Although Komen officials say the action was done because Planned Parenthood has come under investigation by Congress, the switch occurs less than a year after the charity got a new vice president who is anti-abortion. Abortion is a service provided at some, not all, Planned Parenthood clinics. The vice president, Karen Handel, had run for governor of Georgia in 2010 on “an aggressively anti-abortion and anti-Planned Parenthood platform and was endorsed by Sarah Palin because of her opposition to reproductive choice,” according to The Huffington Post.

In the 2009-10 fiscal year, the charity reported $365 million in contributions from the public. Of its revenues, $76.7 million (21.3 percent of total expenditures) went toward fund-raising and administrative costs. This includes $459,406 in salary for Nancy Brinker, the group’s CEO and founder.

The Washington Post is speculating about a possible alliance between ex-Massachusetts Gov. Mitt Romney and U.S. Rep. Ron Paul (R-Texas), both of whom are seeking the GOP’s presidential nomination.
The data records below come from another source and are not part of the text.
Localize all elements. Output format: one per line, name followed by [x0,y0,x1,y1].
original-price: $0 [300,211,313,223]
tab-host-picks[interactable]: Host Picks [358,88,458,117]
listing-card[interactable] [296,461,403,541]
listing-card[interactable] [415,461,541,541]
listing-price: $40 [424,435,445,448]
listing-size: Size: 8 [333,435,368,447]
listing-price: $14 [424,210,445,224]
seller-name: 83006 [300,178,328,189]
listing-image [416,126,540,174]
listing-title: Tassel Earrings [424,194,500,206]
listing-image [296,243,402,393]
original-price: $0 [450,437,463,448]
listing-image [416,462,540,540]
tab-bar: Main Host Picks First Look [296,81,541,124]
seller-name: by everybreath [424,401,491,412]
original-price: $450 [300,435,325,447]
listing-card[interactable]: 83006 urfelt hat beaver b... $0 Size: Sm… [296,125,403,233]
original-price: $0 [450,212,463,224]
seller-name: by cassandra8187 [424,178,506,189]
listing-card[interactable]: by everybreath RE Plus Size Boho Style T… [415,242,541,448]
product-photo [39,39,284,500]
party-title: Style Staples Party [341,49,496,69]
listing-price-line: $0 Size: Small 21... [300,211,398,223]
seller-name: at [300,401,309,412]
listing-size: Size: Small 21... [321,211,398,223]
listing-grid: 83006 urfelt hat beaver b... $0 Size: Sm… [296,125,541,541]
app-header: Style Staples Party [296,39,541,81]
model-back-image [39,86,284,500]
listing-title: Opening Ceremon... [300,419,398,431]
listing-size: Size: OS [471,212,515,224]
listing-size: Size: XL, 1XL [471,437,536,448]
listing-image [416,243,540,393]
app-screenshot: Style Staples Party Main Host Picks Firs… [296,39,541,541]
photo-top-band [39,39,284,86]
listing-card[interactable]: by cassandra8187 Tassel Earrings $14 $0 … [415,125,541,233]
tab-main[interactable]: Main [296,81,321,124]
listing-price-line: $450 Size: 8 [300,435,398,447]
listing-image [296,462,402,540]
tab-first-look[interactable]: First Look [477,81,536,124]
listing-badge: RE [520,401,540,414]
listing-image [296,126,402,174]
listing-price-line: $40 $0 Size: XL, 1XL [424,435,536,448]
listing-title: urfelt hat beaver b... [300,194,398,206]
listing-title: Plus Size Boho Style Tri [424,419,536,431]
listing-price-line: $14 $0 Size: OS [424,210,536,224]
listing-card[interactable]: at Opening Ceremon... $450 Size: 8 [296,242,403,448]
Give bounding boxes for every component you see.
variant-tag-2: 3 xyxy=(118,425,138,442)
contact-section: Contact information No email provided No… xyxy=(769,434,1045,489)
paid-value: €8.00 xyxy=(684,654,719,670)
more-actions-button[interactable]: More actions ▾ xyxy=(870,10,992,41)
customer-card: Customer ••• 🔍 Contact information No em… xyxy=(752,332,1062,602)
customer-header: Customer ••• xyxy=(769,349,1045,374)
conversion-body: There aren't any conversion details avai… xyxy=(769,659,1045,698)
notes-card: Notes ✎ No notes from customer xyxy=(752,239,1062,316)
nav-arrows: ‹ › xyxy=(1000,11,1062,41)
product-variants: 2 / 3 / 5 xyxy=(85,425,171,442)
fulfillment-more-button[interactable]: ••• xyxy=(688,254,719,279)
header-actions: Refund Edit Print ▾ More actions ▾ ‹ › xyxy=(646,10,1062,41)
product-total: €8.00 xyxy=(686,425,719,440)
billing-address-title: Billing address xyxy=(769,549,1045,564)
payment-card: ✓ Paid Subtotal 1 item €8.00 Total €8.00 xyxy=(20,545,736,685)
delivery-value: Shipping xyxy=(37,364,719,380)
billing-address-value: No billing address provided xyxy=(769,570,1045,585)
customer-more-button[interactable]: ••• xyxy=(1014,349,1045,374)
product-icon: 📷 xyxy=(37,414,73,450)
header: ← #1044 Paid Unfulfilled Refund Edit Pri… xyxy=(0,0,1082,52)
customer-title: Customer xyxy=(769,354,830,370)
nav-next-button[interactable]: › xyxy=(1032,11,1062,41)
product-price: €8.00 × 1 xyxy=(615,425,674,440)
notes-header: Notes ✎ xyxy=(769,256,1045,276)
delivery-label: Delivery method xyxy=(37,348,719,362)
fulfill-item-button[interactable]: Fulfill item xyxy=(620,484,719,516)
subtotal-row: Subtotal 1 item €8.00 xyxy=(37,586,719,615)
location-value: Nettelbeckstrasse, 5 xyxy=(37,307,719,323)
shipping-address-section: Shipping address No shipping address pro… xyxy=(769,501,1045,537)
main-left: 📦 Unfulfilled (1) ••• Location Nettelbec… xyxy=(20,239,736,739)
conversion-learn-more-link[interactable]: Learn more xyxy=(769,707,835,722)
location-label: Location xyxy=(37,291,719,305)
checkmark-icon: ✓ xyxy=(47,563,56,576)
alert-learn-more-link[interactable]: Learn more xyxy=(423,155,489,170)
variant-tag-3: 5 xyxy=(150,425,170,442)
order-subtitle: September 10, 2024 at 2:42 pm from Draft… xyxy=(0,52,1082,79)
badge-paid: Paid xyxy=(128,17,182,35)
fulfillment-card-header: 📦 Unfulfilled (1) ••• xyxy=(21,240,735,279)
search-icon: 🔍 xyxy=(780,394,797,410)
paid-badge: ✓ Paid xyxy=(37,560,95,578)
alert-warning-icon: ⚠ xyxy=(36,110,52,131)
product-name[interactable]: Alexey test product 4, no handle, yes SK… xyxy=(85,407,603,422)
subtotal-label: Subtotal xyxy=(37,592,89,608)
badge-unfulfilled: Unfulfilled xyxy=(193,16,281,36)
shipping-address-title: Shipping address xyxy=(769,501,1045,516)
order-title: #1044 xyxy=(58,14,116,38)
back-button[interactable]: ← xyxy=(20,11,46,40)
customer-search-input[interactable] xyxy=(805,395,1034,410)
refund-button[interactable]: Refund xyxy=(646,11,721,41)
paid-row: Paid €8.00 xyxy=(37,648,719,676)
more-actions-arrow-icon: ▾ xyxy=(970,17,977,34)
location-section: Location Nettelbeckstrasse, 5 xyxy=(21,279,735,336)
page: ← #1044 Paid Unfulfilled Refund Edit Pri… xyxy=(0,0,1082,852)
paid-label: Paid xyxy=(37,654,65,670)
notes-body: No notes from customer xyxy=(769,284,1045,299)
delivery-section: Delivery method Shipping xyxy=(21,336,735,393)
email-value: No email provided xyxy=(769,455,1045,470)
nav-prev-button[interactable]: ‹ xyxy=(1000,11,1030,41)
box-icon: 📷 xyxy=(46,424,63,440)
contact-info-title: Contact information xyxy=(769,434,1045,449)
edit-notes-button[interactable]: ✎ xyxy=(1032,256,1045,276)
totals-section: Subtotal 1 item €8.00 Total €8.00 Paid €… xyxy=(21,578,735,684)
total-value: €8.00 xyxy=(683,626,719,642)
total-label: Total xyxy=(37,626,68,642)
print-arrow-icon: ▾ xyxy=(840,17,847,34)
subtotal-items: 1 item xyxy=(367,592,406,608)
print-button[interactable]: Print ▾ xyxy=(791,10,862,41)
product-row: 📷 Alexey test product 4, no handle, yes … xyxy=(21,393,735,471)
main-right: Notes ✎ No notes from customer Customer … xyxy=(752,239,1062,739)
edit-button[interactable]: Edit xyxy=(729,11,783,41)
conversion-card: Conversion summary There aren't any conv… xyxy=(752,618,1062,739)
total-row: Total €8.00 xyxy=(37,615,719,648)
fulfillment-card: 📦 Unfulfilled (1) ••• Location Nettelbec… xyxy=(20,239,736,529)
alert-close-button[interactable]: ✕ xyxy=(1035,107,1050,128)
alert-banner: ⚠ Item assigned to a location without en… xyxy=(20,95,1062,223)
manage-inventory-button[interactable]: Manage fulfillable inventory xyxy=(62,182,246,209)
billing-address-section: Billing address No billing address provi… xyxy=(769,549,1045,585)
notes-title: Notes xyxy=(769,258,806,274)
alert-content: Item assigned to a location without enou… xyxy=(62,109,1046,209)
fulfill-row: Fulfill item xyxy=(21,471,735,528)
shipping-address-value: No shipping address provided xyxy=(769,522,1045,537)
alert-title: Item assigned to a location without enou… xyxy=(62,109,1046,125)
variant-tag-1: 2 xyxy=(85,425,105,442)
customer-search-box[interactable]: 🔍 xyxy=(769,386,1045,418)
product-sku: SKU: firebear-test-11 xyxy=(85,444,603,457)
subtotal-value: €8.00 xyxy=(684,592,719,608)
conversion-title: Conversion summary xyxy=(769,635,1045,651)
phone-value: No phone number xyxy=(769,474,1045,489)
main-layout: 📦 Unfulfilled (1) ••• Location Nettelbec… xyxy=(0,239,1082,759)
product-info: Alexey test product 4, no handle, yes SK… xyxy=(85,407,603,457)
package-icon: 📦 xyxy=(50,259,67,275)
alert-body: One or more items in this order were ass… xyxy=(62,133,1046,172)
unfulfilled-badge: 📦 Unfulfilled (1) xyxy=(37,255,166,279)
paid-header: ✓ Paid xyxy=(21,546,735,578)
Amy Gardner writes, “It is a strategic partnership: For Paul, an opportunity to gain a seat at the table if his long-shot bid for the presidency fails; for Romney, a chance to gain support from one of the most vibrant subgroups within the Republican Party.”

Federal agents at the Bureau of Alcohol, Tobacco, Firearms and Explosives are at fault for the botched “Fast and Furious” gun-trafficking operation, concludes a report by Congressional Republicans. The report says President Obama’s Justice Department has failed to fully investigate the matter and hold staffers responsible.

Pakistan's Supreme Court has summoned Prime Minister Yousuf Raza Gilani to appear later this month for his indictment on contempt charges based on his refusal to pursue corruption cases against the country's president, Asif Ali Zardari. The prime minister has said the president has immunity from criminal prosecution because he is a head of state but the court disagrees, setting the stage for a potential constitutional crisis.

Freezing temperatures in Eastern Europe have claimed 110 lives so far, including 63 in Ukraine and 29 in Poland. Temperatures have dipped as low as minus 22 degrees Fahrenheit in some areas, and  minus 40 degrees Fahrenheit in others.

The oil and natural gas industries are trying to turn Ohio into its dumping ground for wastewater from fracking in other states. More than half of the record-setting levels of wastewater pumped into the ground in Ohio was from out of state, reported Bloomberg Businessweek.

Locally, a University of Cincinnati football player has confessed to burglarizing a dormitory room, campus police said. Akise Teague, a running back on the team, was arrested Wednesday. He has been suspended indefinitely.

The Public Library of Cincinnati and Hamilton County has introduced a new mobile telephone application. The app allows users to track the library’s resources, like books and CDs, and is compatible with most smartphones including Android, iPhone and BlackBerry.

Routine deputy patrols by the Hamilton County Sheriff’s Office will end in 10 townships after March 31. Sheriff Simon Leis Jr. said the changes were necessary after county commissioners cut his 2012 patrol budget by about $4 million. If they want the patrols to remain, township officials must chip in $70,000 per deputy this year, and more in coming years.